Enfin vous proclamez le droit du prolétaire au travail, au salaire, à la subsistance. Et qui jamais a contesté à qui que ce soit le droit de travailler, et par conséquent le droit à une juste rémunération? Est-ce sous le régime de la liberté qu'un tel droit peut être dénié? Mais, dites-vous, en nous plaçant dans une terrible hypothèse, «si la société n'a pas du travail pour tous ses membres, si son capital ne suffit pas pour donner à tous de l'occupation?» Eh bien! cette supposition extrême implique que la population a dépassé ses moyens de subsistance.

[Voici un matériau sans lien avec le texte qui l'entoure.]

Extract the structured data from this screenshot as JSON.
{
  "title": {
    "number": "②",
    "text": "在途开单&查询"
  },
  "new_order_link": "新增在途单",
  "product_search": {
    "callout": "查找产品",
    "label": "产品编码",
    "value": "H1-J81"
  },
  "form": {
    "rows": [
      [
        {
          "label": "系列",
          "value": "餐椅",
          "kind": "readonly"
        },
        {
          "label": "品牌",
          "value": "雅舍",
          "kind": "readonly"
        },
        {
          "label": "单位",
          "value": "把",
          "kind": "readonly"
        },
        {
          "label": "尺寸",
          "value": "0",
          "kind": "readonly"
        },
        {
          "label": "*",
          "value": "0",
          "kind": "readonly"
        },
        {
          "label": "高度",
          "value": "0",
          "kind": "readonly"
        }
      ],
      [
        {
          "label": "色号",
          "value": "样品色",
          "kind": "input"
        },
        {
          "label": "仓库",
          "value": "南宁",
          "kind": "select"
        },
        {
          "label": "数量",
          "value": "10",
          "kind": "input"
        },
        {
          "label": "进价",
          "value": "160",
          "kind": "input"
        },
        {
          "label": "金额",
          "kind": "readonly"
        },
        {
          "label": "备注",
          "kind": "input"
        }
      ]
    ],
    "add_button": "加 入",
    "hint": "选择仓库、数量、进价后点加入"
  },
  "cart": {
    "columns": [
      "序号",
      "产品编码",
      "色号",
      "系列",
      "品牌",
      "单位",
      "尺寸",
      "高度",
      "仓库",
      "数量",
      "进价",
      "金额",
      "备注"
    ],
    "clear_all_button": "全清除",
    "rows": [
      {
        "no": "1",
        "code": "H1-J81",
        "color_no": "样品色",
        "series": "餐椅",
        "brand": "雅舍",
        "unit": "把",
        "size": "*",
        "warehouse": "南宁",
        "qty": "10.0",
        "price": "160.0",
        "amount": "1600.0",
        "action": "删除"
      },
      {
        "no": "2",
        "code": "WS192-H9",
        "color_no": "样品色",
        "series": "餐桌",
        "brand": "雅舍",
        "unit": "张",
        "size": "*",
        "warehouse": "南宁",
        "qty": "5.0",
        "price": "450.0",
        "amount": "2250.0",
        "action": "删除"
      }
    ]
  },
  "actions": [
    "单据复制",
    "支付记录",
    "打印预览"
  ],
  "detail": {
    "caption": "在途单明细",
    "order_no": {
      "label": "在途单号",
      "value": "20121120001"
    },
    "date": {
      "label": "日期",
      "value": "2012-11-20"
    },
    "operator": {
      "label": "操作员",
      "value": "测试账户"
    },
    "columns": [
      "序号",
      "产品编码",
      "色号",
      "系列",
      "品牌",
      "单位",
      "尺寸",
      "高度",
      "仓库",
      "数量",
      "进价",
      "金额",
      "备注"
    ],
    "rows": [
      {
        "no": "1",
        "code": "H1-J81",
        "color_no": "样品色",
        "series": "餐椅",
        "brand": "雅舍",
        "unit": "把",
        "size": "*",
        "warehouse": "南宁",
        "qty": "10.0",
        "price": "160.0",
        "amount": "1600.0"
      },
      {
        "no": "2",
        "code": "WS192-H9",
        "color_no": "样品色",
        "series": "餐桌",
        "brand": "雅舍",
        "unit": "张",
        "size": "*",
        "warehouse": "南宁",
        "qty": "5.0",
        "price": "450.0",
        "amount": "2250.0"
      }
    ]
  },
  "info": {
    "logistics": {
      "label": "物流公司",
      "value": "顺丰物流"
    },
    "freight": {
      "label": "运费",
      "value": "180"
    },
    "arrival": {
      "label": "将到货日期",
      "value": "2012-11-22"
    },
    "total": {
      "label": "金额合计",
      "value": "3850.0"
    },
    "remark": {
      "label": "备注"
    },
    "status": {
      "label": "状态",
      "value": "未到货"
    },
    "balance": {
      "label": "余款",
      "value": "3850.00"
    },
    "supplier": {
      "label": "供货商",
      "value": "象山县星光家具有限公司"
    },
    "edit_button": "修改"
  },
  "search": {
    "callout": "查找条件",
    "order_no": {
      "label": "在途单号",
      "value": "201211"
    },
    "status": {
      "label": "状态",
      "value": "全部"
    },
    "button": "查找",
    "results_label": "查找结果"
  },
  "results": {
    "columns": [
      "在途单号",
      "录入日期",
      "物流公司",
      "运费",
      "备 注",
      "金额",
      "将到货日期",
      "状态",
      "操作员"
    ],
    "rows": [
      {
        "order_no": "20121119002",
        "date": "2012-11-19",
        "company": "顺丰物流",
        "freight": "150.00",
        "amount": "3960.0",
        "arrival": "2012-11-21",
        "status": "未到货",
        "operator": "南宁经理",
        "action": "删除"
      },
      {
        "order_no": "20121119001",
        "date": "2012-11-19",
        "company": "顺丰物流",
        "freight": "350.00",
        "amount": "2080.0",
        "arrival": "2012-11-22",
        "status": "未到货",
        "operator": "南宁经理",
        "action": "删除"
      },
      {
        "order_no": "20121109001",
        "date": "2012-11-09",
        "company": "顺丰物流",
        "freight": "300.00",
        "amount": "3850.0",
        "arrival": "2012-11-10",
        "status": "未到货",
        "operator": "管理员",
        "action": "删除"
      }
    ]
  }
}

Je vois bien alors par quels procédés la liberté tend à rétablir l'équilibre; je vois les salaires et les profits baisser, c'est-à-dire je vois diminuer la part de chacun à la masse commune; je vois les encouragements au mariage s'affaiblir, les naissances diminuer, peut-être la mortalité augmenter jusqu'à ce que le niveau soit rétabli. Je vois que ce sont là des maux, des souffrances; je le vois et je le déplore. Mais ce que je ne vois pas, c'est que la société puisse éviter ces maux en proclamant le droit au travail, en décrétant que l'État prendra sur les capitaux insuffisants de quoi fournir du travail à ceux qui en manquent; car il me semble que c'est faire le plein d'une part en faisant le vide de l'autre. C'est agir comme cet homme simple qui, voulant remplir un tonneau, puisait par-dessous de quoi verser par-dessus; ou comme un médecin qui, pour donner des forces au malade, introduirait dans le bras droit le sang qu'il aurait tiré au bras gauche.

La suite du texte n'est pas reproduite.